Residents who have parkway trees infected with the emerald ash borer may begin participating in the program.

The village and the Channahon Tree Board began working on the program when the emerald ash borer was identified in town in 2011. The borer is an invasive Asian beetle that feeds on the inner bark of ash trees, according to tree board member Fred Henize, disrupting the tree’s ability to transport water and nutrients and killing it.

A survey commissioned by the village two years ago found 29 percent of all its parkway trees are ash, and a program to remove the diseased trees began last year. Replacement of those and others will begin this year.

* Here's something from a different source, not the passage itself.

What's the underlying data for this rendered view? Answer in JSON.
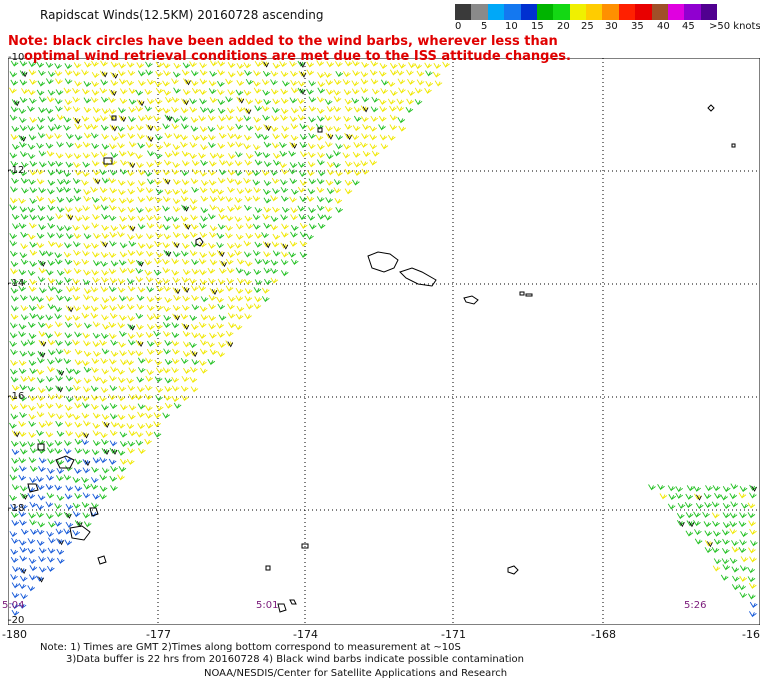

Public works staff will identify and tag stricken trees along parkways, which are the strips of land between sidewalks and streets. Homeowners may also call the village to report diseased trees. If residents want the trees replaced, they can notify the village. Each resident would share the cost of the new tree 50-50 with the village and would have to take care of the tree for the first few years.

The village would do routine maintenance on the trees as they grow.

Channahon Community Development Director Mike McMahon said $10,000 has been set aside for the replacement program. If the funds run out this year, a waiting list will be started. Residents may choose from a list of approved parkway trees on the village’s website listed under Ordinance 158.